Kaderbhaï Courèche, Tharin Zoé, Ghiringhelli François
Department of Medical Oncology. Centre Georges-François Leclerc, 21000 Dijon, France.
Department of medicine, University of Burgundy and Franche-Comté, 21000 Dijon, France.
Cancers (Basel). 2019 Feb 10;11(2):201. doi: 10.3390/cancers11020201.

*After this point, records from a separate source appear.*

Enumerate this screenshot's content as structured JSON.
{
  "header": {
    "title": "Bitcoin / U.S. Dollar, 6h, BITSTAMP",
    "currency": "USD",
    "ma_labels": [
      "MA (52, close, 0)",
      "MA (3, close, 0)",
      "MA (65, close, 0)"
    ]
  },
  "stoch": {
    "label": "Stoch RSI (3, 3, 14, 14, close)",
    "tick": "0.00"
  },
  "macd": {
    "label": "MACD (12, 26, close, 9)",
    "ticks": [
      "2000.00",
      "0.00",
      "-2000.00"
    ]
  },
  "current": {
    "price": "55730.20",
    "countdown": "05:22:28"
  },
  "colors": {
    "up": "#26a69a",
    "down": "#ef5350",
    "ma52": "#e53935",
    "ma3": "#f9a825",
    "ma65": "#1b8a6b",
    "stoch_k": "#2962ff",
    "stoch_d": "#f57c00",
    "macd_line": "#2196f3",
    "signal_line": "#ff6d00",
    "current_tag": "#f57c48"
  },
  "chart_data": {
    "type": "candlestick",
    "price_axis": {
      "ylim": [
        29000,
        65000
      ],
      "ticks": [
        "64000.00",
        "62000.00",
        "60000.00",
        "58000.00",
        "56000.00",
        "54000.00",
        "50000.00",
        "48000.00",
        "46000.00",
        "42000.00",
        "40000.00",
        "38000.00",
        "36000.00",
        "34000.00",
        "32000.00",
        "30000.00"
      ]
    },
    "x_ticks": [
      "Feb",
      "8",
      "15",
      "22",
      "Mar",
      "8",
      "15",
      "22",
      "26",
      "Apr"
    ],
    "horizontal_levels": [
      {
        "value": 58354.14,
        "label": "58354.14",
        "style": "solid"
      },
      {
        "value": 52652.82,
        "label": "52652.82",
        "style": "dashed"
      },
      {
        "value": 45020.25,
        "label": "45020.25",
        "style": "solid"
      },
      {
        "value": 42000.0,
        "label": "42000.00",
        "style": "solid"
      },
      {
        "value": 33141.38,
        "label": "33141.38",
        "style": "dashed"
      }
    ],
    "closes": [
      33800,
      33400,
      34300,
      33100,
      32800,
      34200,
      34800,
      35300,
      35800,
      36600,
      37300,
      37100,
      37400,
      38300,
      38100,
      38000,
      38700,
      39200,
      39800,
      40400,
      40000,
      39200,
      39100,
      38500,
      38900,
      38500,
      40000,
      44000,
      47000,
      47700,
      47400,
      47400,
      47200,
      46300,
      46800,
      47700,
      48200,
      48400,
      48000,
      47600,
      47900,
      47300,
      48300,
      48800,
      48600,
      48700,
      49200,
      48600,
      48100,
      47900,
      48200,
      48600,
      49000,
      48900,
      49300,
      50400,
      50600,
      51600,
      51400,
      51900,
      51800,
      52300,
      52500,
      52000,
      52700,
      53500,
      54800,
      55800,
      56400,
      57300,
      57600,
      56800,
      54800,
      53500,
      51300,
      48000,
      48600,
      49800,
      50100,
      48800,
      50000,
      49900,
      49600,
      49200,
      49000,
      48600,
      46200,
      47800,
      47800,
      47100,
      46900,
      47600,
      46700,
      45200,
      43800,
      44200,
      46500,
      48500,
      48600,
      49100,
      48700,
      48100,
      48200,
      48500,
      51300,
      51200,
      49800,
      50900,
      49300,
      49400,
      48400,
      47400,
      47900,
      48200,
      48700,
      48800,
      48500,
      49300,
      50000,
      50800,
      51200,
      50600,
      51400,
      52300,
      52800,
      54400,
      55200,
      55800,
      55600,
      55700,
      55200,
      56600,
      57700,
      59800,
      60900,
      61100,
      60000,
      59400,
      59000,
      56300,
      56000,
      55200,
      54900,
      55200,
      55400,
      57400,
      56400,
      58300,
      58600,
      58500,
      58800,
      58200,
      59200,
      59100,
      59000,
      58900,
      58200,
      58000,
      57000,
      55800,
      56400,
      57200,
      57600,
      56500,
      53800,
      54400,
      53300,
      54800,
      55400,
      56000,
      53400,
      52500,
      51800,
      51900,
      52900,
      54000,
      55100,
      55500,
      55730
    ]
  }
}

Immune checkpoint inhibitors radically changed the treatment of patients with non-small cell lung cancer (NSCLC). However, only one-quarter of patients benefit from these new therapies when used as monotherapy. The assessment of Program Death Ligand-1 (PD-L1) tumor expression by immunohistochemistry is used to select potential responder patients, but this not an optimal marker since it does not predict the absence of anti PD-1 efficacy. Despite this shortcoming, PD-L1 remains the gold standard biomarker in many studies and the only biomarker available for clinicians. In addition to histological markers, transcriptomic and exome analyses have revealed potential biomarkers requiring further confirmation. Recently, tumor mutational burden has emerged as a good surrogate marker of outcome. In this review we will detail current knowledge on DNA and RNA related biomarkers.

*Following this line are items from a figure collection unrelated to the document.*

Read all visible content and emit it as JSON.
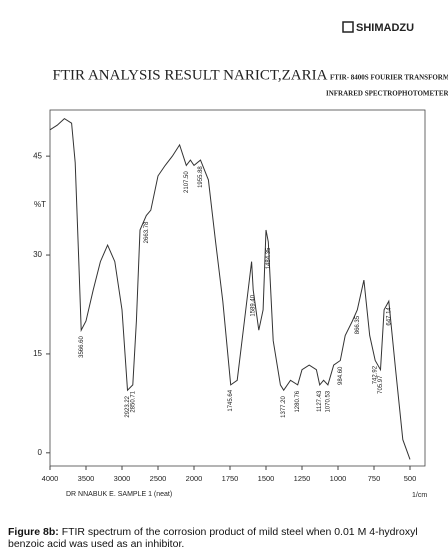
{
  "brand": "SHIMADZU",
  "chart_data": {
    "type": "line",
    "title": "FTIR ANALYSIS RESULT NARICT,ZARIA",
    "instrument": [
      "FTIR- 8400S FOURIER TRANSFORM",
      "INFRARED SPECTROPHOTOMETER"
    ],
    "y_label": "%T",
    "x_label": "1/cm",
    "sample_label": "DR NNABUK E. SAMPLE 1 (neat)",
    "xlim": [
      4000,
      500
    ],
    "xticks": [
      4000,
      3500,
      3000,
      2500,
      2000,
      1750,
      1500,
      1250,
      1000,
      750,
      500
    ],
    "ylim": [
      -2,
      52
    ],
    "yticks": [
      0,
      15,
      30,
      45
    ],
    "color": "#333333",
    "series": [
      {
        "name": "SAMPLE 1",
        "x": [
          4000,
          3900,
          3800,
          3700,
          3650,
          3600,
          3566.6,
          3500,
          3400,
          3300,
          3200,
          3100,
          3000,
          2923,
          2850,
          2800,
          2750,
          2663,
          2600,
          2500,
          2400,
          2300,
          2200,
          2107,
          2050,
          2000,
          1955,
          1900,
          1850,
          1800,
          1745,
          1700,
          1650,
          1600,
          1589,
          1550,
          1520,
          1500,
          1484,
          1450,
          1400,
          1377,
          1330,
          1280,
          1250,
          1200,
          1150,
          1127,
          1100,
          1070,
          1030,
          984,
          950,
          900,
          866,
          820,
          780,
          742,
          705,
          680,
          647,
          600,
          550,
          500
        ],
        "values": [
          49,
          49.7,
          50.7,
          50,
          44,
          29,
          18.6,
          20,
          24.7,
          29,
          31.5,
          29,
          21.7,
          9.5,
          10.3,
          20,
          33.8,
          36,
          36.8,
          42,
          43.6,
          45,
          46.7,
          43.6,
          44.4,
          43.6,
          44.4,
          41.4,
          32,
          23,
          10.3,
          11,
          20,
          29,
          24.7,
          18.6,
          21.7,
          33.8,
          32,
          17,
          10.3,
          9.5,
          11,
          10.3,
          12.6,
          13.3,
          12.6,
          10.3,
          11,
          10.3,
          13.3,
          14,
          17.8,
          20,
          21.7,
          26.2,
          17.8,
          14,
          12.6,
          21.7,
          23,
          12.6,
          2,
          -1
        ]
      }
    ],
    "peaks": [
      {
        "value": 3566.6,
        "label": "3566.60"
      },
      {
        "value": 2923.22,
        "label": "2923.22"
      },
      {
        "value": 2850.71,
        "label": "2850.71"
      },
      {
        "value": 2663.78,
        "label": "2663.78"
      },
      {
        "value": 2107.5,
        "label": "2107.50"
      },
      {
        "value": 1955.88,
        "label": "1955.88"
      },
      {
        "value": 1745.64,
        "label": "1745.64"
      },
      {
        "value": 1589.4,
        "label": "1589.40"
      },
      {
        "value": 1484.35,
        "label": "1484.35"
      },
      {
        "value": 1377.2,
        "label": "1377.20"
      },
      {
        "value": 1280.76,
        "label": "1280.76"
      },
      {
        "value": 1127.43,
        "label": "1127.43"
      },
      {
        "value": 1070.53,
        "label": "1070.53"
      },
      {
        "value": 984.6,
        "label": "984.60"
      },
      {
        "value": 866.35,
        "label": "866.35"
      },
      {
        "value": 742.92,
        "label": "742.92"
      },
      {
        "value": 705.97,
        "label": "705.97"
      },
      {
        "value": 647.14,
        "label": "647.14"
      }
    ]
  },
  "caption": {
    "label": "Figure 8b:",
    "text": "FTIR spectrum of the corrosion product of mild steel when 0.01 M 4-hydroxyl benzoic acid was used as an inhibitor."
  }
}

免疫检查点抑制剂彻底改变了非小细胞肺癌(NSCLC)患者的治疗方式。然而,这些新疗法作为单一疗法使用时,只有四分之一的患者从中受益。通过免疫组织化学评估程序性死亡配体-1(PD-L1)肿瘤表达用于选择潜在的反应性患者,但这并非最佳标志物,因为它无法预测抗PD-1疗效的缺失。尽管存在这一缺点,在许多研究中PD-L1仍然是金标准生物标志物,也是临床医生可用的唯一生物标志物。除了组织学标志物外,转录组和外显子组分析还揭示了需要进一步确认的潜在生物标志物。最近,肿瘤突变负荷已成为一个良好的预后替代标志物。在本综述中,我们将详细阐述目前关于DNA和RNA相关生物标志物的知识。